Em 1985, o mundo enfrentava uma grande crise ambiental. Após anos de estudos, os cientistas alertaram que a camada de ozônio estava ficando mais frágil e em perigo de desaparecer.

A camada de ozônio é uma área da estratosfera que absorve entre 97% e 99% da radiação ultravioleta de alta frequência do Sol –que pode causar muitos prejuízos aos seres vivos. A camada fica entre 15 km e 50 km de altitude e reúne 90% do ozônio presente na atmosfera.

O buraco na Camada de Ozônio diminuiu desde 1985
O buraco na camada de ozônio diminuiu desde 1985 - Getty Images

Após o alerta de que a camada estava tão frágil que havia "buracos" em algumas partes dela, o mundo entrou em alerta –e uma série de ações sem precedentes na história foram tomadas.
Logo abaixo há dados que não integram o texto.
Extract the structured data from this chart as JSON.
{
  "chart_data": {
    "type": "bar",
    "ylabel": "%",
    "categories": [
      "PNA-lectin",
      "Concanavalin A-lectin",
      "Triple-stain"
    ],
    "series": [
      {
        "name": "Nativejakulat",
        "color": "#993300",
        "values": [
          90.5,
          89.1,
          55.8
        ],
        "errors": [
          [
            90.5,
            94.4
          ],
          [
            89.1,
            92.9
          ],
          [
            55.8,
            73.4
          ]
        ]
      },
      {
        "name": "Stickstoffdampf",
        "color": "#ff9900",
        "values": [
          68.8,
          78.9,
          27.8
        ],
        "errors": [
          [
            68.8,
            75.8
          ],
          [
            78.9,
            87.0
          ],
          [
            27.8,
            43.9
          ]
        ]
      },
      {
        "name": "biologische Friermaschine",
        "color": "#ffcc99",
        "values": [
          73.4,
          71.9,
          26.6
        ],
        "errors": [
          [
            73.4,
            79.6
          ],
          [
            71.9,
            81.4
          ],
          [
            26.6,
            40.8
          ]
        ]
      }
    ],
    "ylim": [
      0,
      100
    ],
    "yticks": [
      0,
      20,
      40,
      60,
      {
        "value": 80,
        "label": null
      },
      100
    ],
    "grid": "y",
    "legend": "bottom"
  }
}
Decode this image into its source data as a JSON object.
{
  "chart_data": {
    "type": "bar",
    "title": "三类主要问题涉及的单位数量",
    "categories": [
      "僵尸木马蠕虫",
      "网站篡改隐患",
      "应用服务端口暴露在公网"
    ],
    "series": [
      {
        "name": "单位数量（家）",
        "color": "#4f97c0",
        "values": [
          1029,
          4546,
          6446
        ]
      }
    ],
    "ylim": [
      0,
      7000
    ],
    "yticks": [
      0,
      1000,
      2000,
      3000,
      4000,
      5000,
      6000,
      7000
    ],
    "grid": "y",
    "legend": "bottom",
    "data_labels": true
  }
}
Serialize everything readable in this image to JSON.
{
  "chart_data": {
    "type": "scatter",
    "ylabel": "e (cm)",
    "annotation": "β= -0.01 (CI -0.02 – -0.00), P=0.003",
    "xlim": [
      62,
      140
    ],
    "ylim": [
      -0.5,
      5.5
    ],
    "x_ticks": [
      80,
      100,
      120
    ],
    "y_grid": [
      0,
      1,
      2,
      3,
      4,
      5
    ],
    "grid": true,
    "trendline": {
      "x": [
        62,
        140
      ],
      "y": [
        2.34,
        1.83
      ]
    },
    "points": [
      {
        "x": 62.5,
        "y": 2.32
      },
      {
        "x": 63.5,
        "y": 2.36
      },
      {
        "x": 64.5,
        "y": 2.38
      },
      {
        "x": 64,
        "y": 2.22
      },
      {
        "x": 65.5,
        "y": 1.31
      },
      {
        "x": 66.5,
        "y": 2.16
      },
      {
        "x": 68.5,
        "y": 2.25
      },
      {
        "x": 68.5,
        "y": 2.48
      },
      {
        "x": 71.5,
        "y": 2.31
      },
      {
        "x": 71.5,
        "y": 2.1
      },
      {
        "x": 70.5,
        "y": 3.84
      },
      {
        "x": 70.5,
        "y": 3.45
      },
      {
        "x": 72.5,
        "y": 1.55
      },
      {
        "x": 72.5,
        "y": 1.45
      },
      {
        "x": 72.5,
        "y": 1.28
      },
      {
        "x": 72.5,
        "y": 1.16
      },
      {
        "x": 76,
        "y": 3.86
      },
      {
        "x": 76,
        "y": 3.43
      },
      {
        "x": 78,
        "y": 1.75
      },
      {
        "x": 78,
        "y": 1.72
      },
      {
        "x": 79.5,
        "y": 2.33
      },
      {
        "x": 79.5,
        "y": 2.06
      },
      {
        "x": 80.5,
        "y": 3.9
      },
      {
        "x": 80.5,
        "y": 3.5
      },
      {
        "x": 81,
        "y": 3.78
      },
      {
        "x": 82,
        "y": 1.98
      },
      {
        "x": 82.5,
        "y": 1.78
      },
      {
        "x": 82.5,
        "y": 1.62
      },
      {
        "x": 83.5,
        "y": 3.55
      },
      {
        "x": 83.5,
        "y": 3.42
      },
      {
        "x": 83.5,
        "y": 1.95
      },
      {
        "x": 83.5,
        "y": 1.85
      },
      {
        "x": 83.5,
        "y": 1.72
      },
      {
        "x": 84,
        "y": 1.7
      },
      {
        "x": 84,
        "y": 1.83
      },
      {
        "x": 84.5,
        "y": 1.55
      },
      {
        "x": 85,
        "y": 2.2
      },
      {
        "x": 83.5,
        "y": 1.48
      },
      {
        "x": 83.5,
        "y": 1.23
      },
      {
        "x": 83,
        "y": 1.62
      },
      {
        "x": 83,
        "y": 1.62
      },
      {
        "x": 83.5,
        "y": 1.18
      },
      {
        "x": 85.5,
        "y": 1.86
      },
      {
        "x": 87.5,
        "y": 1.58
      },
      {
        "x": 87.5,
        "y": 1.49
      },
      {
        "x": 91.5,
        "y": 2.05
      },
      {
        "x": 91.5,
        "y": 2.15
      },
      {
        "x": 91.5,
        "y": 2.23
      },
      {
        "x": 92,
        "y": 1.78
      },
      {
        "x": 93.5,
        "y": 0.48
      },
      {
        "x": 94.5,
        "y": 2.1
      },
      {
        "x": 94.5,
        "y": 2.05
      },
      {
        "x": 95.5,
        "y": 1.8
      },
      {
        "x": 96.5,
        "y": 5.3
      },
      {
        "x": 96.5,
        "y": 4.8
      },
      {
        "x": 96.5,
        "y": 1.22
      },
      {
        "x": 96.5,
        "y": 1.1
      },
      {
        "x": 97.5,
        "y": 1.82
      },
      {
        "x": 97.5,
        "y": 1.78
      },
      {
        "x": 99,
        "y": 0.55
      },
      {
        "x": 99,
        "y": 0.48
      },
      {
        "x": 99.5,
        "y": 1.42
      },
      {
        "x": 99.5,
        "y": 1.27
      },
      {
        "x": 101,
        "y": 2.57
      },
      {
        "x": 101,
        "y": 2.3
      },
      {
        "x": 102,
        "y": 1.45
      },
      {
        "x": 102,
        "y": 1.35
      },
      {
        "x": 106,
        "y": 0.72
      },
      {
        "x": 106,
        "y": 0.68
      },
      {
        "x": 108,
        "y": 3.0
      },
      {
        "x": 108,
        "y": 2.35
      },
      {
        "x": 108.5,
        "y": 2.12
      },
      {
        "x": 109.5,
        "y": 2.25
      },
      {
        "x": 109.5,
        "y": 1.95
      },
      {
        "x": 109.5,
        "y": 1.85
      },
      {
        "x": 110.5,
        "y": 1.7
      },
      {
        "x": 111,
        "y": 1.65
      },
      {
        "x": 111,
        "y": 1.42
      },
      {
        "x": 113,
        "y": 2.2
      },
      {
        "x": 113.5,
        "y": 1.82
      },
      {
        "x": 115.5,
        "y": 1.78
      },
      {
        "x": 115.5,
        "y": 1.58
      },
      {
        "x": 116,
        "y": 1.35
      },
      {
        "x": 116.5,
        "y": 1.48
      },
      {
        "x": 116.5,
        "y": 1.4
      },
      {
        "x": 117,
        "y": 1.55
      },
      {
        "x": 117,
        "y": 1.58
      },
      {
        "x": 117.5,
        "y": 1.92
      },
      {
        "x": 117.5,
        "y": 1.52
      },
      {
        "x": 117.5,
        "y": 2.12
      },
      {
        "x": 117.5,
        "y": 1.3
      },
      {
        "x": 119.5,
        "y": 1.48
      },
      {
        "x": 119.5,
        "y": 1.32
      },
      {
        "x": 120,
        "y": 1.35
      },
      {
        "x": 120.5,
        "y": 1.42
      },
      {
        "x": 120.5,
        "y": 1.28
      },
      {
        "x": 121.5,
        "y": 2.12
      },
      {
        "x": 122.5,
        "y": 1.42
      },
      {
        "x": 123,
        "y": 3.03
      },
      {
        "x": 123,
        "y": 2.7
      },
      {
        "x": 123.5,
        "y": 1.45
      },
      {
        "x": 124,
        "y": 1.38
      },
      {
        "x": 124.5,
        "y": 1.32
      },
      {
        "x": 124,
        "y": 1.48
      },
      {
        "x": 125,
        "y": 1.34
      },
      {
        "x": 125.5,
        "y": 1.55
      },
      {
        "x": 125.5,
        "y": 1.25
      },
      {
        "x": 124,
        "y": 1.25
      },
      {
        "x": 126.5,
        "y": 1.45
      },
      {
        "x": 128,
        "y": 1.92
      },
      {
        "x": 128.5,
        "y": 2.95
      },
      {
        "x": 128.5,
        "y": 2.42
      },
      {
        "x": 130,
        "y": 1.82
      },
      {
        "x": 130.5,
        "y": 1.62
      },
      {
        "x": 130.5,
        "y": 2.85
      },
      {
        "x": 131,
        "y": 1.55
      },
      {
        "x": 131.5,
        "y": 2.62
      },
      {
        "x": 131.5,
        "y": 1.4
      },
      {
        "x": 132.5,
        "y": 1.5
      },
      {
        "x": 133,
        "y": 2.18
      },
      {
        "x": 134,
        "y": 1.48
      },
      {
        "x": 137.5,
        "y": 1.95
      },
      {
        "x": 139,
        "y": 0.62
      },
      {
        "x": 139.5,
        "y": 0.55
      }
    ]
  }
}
Governos assinaram o Protocolo de Montreal, considerado um marco histórico na proteção do ambiente. Mas mais do que assinar o acordo, governos, cientistas, líderes mundiais e empresas de fato colocaram as medidas em prática e trabalharam juntos para banir os clorofluorcarbonos (CFCs), substâncias químicas que estavam enfraquecendo a camada de ozônio.

Desde sua entrada em vigor do protocolo, em 1º de janeiro de 1989, as emissões de CFC caíram para níveis mínimos.

Em 2018, a NASA anunciou que a quantidade de produtos químicos destruidores da camada de ozônio estavam diminuindo e que ela estava se recuperando.

Como foi possível esse sucesso? E o mais importante: é possível chegar a um acordo semelhante para conter as mudanças climáticas?

"O interessante é como centenas de nações envolvidas no protocolo chegaram a realmente implementar de um acordo conveniente para todos", diz Carlos Méndez, vice-presidente do Painel Intergovernamental sobre Mudanças Climáticas da ONU (IPCC ).

No entanto, o processo para salvar a camada de ozônio não foi fácil. Desde que os cientistas descobriram que os CFCs interagiam com o ozônio e destruíram a camada dessa substância na atmosfera, em 1974, houve muita relutância por parte da indústria química.

O que podemos aprender com a história do Protocolo de Montreal?

Evidências científicas

Em 1973, o químico mexicano Mario Molina juntou-se ao grupo de trabalho do professor Frank Sherwood Rowland na Universidade da Califórnia, nos Estados Unidos.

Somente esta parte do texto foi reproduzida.